19 七月 2006

l'oreille et la connaissance

Samedi 15 juillet, je suis allé me promener du côté du parc floral de Vincennnes qui accueille comme chaque année et à la même saison le Paris Jazz festival.
Au vrai, ce n'est pas le hasard qui guidait mes pas, mais plutôt le désir d'écouter le trio du guitariste Misja Fitzgerald-Michel. Quelques mois auparavant, la lecture d'un article assez élogieux de Michel Contat m'avait en effet signalé son existence.
En arrivant sous le chapiteau un peu avant 15h, je découvre qu'il n'y a nulle place où s'assoir. Je me tourne alors vers un agent (facile à repérer: il sont 4 ou 5, assez jeunes, en costume noir malgré la chaleur torride qui règne ici) en lui faisant remarquer qu'environ le tiers des places assises sont occupés par des sacs ! Il me répond avec un accent belge, qu'il ne souhaite pas provoquer une guerre civile (je renonce très vite fasciné par son allure et sa concentration extrême: raide comme un pic il s'interdisait le moindre mouvement qui l'aurait transformé en éponge).

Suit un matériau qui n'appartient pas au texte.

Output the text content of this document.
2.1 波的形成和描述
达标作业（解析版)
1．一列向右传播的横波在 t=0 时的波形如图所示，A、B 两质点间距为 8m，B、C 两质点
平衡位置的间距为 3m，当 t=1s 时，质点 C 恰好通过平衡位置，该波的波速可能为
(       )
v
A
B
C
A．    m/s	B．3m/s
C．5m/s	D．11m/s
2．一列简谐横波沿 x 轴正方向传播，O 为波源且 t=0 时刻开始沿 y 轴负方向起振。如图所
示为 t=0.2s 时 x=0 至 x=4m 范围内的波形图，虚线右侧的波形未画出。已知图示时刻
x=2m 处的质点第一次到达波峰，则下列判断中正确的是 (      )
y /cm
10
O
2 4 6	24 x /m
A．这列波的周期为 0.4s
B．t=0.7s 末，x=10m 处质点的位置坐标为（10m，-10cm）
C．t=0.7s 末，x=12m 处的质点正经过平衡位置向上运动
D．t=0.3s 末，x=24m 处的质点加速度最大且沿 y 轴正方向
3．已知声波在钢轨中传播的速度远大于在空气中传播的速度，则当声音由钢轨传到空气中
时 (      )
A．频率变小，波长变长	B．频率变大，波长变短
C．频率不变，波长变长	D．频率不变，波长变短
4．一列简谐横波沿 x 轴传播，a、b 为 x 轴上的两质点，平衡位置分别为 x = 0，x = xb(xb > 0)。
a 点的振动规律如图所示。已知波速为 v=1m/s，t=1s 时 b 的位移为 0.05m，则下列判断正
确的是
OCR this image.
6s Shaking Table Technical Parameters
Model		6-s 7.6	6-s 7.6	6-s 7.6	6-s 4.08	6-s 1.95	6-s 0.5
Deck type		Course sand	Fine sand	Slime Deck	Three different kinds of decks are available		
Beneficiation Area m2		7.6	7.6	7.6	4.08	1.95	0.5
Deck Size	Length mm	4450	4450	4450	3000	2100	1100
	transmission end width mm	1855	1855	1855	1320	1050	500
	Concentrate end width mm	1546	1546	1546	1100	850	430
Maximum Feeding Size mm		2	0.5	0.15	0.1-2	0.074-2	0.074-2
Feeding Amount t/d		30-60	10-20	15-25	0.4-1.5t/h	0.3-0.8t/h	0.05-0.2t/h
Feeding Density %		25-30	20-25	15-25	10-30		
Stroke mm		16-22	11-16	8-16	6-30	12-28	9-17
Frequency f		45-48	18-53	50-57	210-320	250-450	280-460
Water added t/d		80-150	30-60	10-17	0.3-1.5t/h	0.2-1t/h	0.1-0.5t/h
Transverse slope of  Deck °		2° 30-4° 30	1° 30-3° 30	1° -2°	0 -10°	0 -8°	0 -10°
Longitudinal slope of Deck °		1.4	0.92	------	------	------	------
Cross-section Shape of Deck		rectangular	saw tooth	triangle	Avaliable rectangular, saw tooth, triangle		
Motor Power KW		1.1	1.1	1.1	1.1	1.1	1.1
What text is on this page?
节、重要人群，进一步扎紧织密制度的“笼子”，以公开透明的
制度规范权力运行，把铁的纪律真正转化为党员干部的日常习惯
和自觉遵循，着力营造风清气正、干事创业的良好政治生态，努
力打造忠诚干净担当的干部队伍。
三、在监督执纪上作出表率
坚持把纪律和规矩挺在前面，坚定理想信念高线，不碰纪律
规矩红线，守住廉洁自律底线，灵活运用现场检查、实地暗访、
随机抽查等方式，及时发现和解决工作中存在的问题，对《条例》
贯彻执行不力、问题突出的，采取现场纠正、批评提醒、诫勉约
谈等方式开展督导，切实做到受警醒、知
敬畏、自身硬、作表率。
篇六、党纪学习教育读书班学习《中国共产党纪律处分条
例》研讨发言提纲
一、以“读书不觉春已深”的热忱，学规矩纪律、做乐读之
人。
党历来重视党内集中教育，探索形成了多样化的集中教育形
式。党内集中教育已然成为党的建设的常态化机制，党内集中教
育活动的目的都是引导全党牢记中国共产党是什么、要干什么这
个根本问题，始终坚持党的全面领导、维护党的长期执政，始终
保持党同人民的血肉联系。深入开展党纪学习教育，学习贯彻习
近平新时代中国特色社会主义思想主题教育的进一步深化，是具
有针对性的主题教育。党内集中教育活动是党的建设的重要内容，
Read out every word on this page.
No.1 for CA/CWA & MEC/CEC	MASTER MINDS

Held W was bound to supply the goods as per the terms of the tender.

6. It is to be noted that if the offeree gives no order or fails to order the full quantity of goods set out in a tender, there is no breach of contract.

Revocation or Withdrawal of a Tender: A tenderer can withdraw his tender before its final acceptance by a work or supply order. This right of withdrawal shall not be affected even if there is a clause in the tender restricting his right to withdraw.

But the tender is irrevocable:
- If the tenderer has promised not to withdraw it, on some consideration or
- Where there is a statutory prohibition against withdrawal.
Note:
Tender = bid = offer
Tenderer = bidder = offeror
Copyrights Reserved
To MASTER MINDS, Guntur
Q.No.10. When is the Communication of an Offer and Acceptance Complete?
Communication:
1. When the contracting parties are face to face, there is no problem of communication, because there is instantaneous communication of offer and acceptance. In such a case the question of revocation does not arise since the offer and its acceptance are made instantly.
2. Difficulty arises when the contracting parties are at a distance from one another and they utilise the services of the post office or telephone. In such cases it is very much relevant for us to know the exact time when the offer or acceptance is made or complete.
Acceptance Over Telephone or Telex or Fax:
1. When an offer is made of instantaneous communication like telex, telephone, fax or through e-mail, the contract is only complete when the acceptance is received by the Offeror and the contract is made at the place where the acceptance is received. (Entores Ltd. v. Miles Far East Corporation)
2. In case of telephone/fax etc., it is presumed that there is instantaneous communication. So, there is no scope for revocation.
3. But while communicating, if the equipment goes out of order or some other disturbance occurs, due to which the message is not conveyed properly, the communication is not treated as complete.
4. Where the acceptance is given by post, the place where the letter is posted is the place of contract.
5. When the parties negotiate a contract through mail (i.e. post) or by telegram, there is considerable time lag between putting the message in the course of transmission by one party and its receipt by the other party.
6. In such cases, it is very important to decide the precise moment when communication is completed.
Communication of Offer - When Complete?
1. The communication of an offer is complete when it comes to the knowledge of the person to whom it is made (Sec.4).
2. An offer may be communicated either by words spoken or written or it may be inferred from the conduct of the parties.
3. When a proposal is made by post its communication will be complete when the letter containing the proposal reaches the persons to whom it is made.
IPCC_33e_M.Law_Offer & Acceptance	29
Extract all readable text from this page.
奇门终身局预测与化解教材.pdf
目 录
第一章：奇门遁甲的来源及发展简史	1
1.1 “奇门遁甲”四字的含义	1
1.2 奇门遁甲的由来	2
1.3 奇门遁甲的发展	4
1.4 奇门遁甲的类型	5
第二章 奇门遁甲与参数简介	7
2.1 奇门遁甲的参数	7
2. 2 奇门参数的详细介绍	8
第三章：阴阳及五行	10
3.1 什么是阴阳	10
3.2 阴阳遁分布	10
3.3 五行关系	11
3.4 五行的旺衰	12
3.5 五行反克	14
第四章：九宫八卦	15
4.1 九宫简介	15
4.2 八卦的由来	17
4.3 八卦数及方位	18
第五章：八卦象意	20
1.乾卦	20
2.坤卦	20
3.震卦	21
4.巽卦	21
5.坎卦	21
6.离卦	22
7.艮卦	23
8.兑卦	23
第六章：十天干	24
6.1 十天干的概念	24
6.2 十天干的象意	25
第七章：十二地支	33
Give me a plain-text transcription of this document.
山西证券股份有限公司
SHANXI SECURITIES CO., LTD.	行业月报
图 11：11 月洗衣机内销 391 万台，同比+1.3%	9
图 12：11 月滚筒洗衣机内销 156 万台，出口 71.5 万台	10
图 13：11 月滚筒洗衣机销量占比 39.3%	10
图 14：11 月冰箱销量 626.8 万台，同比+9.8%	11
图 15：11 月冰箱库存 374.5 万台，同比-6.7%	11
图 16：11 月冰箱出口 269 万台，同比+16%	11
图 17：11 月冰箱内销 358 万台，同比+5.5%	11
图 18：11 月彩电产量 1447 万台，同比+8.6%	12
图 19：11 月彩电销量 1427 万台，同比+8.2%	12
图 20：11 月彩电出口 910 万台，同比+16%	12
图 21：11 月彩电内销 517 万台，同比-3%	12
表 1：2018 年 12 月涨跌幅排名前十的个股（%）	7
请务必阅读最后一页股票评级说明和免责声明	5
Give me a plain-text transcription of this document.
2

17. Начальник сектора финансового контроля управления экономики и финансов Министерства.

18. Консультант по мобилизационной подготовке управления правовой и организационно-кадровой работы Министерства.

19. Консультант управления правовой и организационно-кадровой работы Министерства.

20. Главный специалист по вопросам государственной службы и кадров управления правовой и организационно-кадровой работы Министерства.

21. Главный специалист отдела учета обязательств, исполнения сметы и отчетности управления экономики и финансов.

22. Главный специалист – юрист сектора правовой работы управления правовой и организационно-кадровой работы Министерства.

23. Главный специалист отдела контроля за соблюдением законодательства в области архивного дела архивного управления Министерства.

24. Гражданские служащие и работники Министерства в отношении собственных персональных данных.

Deux pensées contradictoires me consolent alors : être debout à 20m de la scène, n'est-ce pas la meilleure façon d'apprécier cette musique ? Et puis ce trio est si austère qu'il chassera nécessairement les indécis et autres badauds avant le troisième morceau.
Je dois admettre que j'ai perdu mon pari: le public du parc floral n'a pas bougé sauf pour applaudire ou bien tourner les pages des romans d'été qu'il vient ici déflorer. Seconde déception : la musique était belle, certes, pour autant lorsque je fermais les yeux j'avais l'impression étrange d'entendre non pas Misja Fitzgerald-Michel mais plutôt Pat Metheny trio. Il est normal après tout qu'un tel guitariste engendre une série d'épigones mais dans ce cas, parler de clone serait plus juste: le même son que Metheny , le même touché, la même coupe de cheveux (en plus court), les mêmes influences (Ornette Coleman, John Coltrane, ...). Ce jeune guitariste est une caricature, mais le sait-il ?
Pour terminer, je pense après J. -F. Revel que juger une oeuvre d'art ou un artiste nécessite la conjonction de l'oeil (l'oreille) et de la connaissance. En effet on ne peut se contenter de ses sens ou de son intuition pour avoir un jugement critique pertinent, sinon n'importe quel imposteur s'agitant sur une scène pourrait passer pour un pur génie.
Apprécier l'art nécessite d'en connaître un peu l'histoire afin de mieux comparer puis de hiérarchiser les artistes entre eux: les artistes révolutionnaires d'un côté qui inventent réellement quelque chose, et de l'autre les modestes artisans qui leur emboîtent le pas.